NEST’s spike_generator uses multiplicity to allow multiple spikes per time step; this implementation preserves that semantics — the last matching weight wins when duplicates exist. The update() method is fully compatible with jax.jit: both the spike-time lookup and the activity-window check use purely functional operations with no Python control flow over traced values.

Spike times should ideally be aligned to the simulation grid (multiples of dt) to avoid off-by-one steps due to floating-point comparison. The half-open tolerance dt/2 generally covers one-ULP rounding errors for grid-aligned times.

See also

dc_generator

Constant-current stimulation device.

ac_generator

Sinusoidal current stimulation device.

step_current_generator

Piecewise-constant current stimulation device.

spike_train_injector

Inject pre-recorded spike trains into the network.

References

Examples

>>> import brainpy
>>> import brainstate
>>> import saiunit as u
>>> with brainstate.environ.context(dt=0.1 * u.ms):
...     sg = brainpy.state.spike_generator(
...         spike_times=[5.0 * u.ms, 10.0 * u.ms, 15.0 * u.ms],
...     )
...     with brainstate.environ.context(t=10.0 * u.ms):
...         spk = sg.update()
...     _ = spk.shape
>>> import brainpy
>>> import brainstate
>>> import saiunit as u
>>> with brainstate.environ.context(dt=0.1 * u.ms):
...     sg = brainpy.state.spike_generator(
...         spike_times=[5.0 * u.ms, 5.0 * u.ms, 10.0 * u.ms],
...         spike_weights=[0.25, 0.5, 2.0],
...     )
...     with brainstate.environ.context(t=5.0 * u.ms):
...         spk = sg.update()
...     _ = spk.shape
update()[source]#

Compute spike output for the current simulation step.

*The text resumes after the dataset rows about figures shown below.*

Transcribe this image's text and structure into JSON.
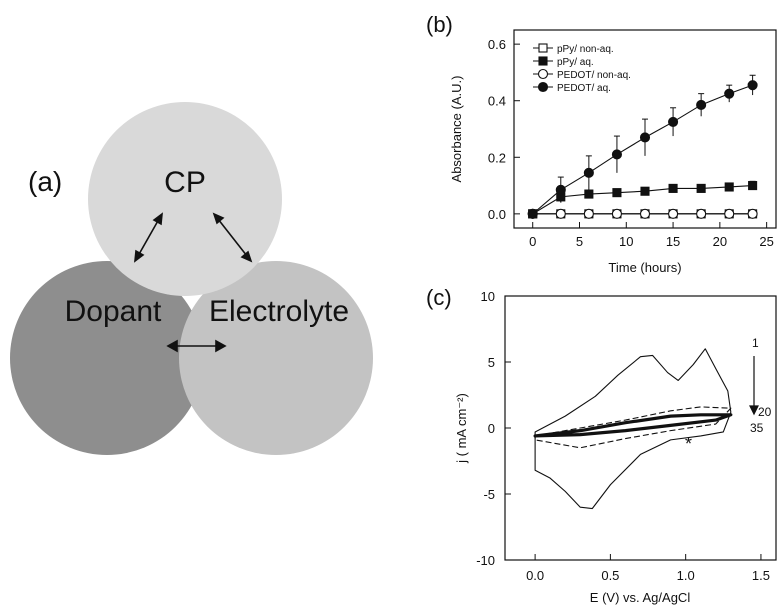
{
  "panel_a": {
    "label": "(a)",
    "circles": [
      {
        "name": "CP",
        "label": "CP",
        "color": "#d9d9d9"
      },
      {
        "name": "Dopant",
        "label": "Dopant",
        "color": "#8e8e8e"
      },
      {
        "name": "Electrolyte",
        "label": "Electrolyte",
        "color": "#c3c3c3"
      }
    ]
  },
  "panel_b": {
    "label": "(b)"
  },
  "panel_c": {
    "label": "(c)"
  },
  "chart_data": [
    {
      "type": "line",
      "panel": "(b)",
      "xlabel": "Time (hours)",
      "ylabel": "Absorbance (A.U.)",
      "xlim": [
        -2,
        26
      ],
      "ylim": [
        -0.05,
        0.65
      ],
      "xticks": [
        "0",
        "5",
        "10",
        "15",
        "20",
        "25"
      ],
      "xtick_values": [
        0,
        5,
        10,
        15,
        20,
        25
      ],
      "yticks": [
        "0.0",
        "0.2",
        "0.4",
        "0.6"
      ],
      "ytick_values": [
        0.0,
        0.2,
        0.4,
        0.6
      ],
      "legend_position": "top-left",
      "series": [
        {
          "name": "pPy/ non-aq.",
          "marker": "open-square",
          "x": [
            0,
            3,
            6,
            9,
            12,
            15,
            18,
            21,
            23.5
          ],
          "y": [
            0,
            0,
            0,
            0,
            0,
            0,
            0,
            0,
            0
          ],
          "err": [
            0,
            0,
            0,
            0,
            0,
            0,
            0,
            0,
            0
          ]
        },
        {
          "name": "pPy/ aq.",
          "marker": "filled-square",
          "x": [
            0,
            3,
            6,
            9,
            12,
            15,
            18,
            21,
            23.5
          ],
          "y": [
            0,
            0.06,
            0.07,
            0.075,
            0.08,
            0.09,
            0.09,
            0.095,
            0.1
          ],
          "err": [
            0,
            0.02,
            0.01,
            0.01,
            0.01,
            0.01,
            0.01,
            0.01,
            0.015
          ]
        },
        {
          "name": "PEDOT/ non-aq.",
          "marker": "open-circle",
          "x": [
            0,
            3,
            6,
            9,
            12,
            15,
            18,
            21,
            23.5
          ],
          "y": [
            0,
            0,
            0,
            0,
            0,
            0,
            0,
            0,
            0
          ],
          "err": [
            0,
            0,
            0,
            0,
            0,
            0,
            0,
            0,
            0
          ]
        },
        {
          "name": "PEDOT/ aq.",
          "marker": "filled-circle",
          "x": [
            0,
            3,
            6,
            9,
            12,
            15,
            18,
            21,
            23.5
          ],
          "y": [
            0,
            0.085,
            0.145,
            0.21,
            0.27,
            0.325,
            0.385,
            0.425,
            0.455
          ],
          "err": [
            0,
            0.045,
            0.06,
            0.065,
            0.065,
            0.05,
            0.04,
            0.03,
            0.035
          ]
        }
      ]
    },
    {
      "type": "line",
      "panel": "(c)",
      "xlabel": "E (V) vs. Ag/AgCl",
      "ylabel": "j ( mA cm⁻²)",
      "xlim": [
        -0.2,
        1.6
      ],
      "ylim": [
        -10,
        10
      ],
      "xticks": [
        "0.0",
        "0.5",
        "1.0",
        "1.5"
      ],
      "xtick_values": [
        0.0,
        0.5,
        1.0,
        1.5
      ],
      "yticks": [
        "-10",
        "-5",
        "0",
        "5",
        "10"
      ],
      "ytick_values": [
        -10,
        -5,
        0,
        5,
        10
      ],
      "annotations": {
        "cycle_first": "1",
        "cycle_mid": "20",
        "cycle_last": "35",
        "marker": "*"
      },
      "series": [
        {
          "name": "1",
          "weight": "thin",
          "x": [
            0.0,
            0.2,
            0.4,
            0.55,
            0.7,
            0.78,
            0.88,
            0.95,
            1.05,
            1.13,
            1.2,
            1.28,
            1.3,
            1.25,
            1.1,
            0.9,
            0.7,
            0.5,
            0.38,
            0.3,
            0.2,
            0.1,
            0.0
          ],
          "y": [
            -0.3,
            0.9,
            2.4,
            4.0,
            5.4,
            5.5,
            4.2,
            3.6,
            4.8,
            6.0,
            4.5,
            2.8,
            1.2,
            -0.3,
            -0.6,
            -0.9,
            -2.0,
            -4.3,
            -6.1,
            -6.0,
            -4.8,
            -3.8,
            -3.2
          ]
        },
        {
          "name": "20",
          "weight": "dashed",
          "x": [
            0.0,
            0.3,
            0.6,
            0.9,
            1.1,
            1.3,
            1.2,
            0.9,
            0.6,
            0.3,
            0.0
          ],
          "y": [
            -0.6,
            0.0,
            0.6,
            1.3,
            1.6,
            1.5,
            0.3,
            -0.2,
            -0.8,
            -1.5,
            -0.9
          ]
        },
        {
          "name": "35",
          "weight": "thick",
          "x": [
            0.0,
            0.3,
            0.6,
            0.9,
            1.1,
            1.3,
            1.2,
            0.9,
            0.6,
            0.3,
            0.0
          ],
          "y": [
            -0.6,
            -0.2,
            0.4,
            0.9,
            1.0,
            1.0,
            0.6,
            0.2,
            -0.2,
            -0.5,
            -0.6
          ]
        }
      ]
    }
  ]
}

The implementation is fully compatible with jax.jit: spike-time matching uses u.math.searchsorted() on the static spike_times array while t and dt remain traced values throughout. The activity-window check uses u.math.logical_and() and u.math.where() with no Python branching over traced values.

Returns:

out – Float-valued JAX array with shape self.varshape. Output semantics:

  • 0 when outside [origin + start, origin + stop) (or [origin + start, +inf) if stop is None),

  • 0 when active but no configured spike matches |t - t_i| < dt/2,

  • 1 at a matching spike time without weights,

  • last matching weight when spike_weights is configured.

Return type:

jax.Array

Raises:

KeyError – If required simulation context values are missing from brainstate.environ (e.g. 't' or dt).

Notes

Both spike_times and t are divided by u.ms to obtain dimensionless arrays before calling u.math.searchsorted(). The matching condition |t - t_s| < dt/2 is rewritten as the open interval (t - dt/2, t + dt/2) and located with two searchsorted calls:

  • idx_lo = searchsorted(times, t - dt/2, side='right') — first index strictly greater than the lower bound.

  • idx_hi = searchsorted(times, t + dt/2, side='left') — first index at or above the upper bound.

Any spike exists when idx_hi > idx_lo; the last matching spike index is idx_hi - 1, clamped to a valid range for the gather. Start is inclusive and stop is exclusive, matching NEST semantics.

See also

spike_generator

Class-level parameter definitions and model equations.

dc_generator.update

Windowed constant-current update rule.

step_current_generator.update

Windowed piecewise-constant update rule.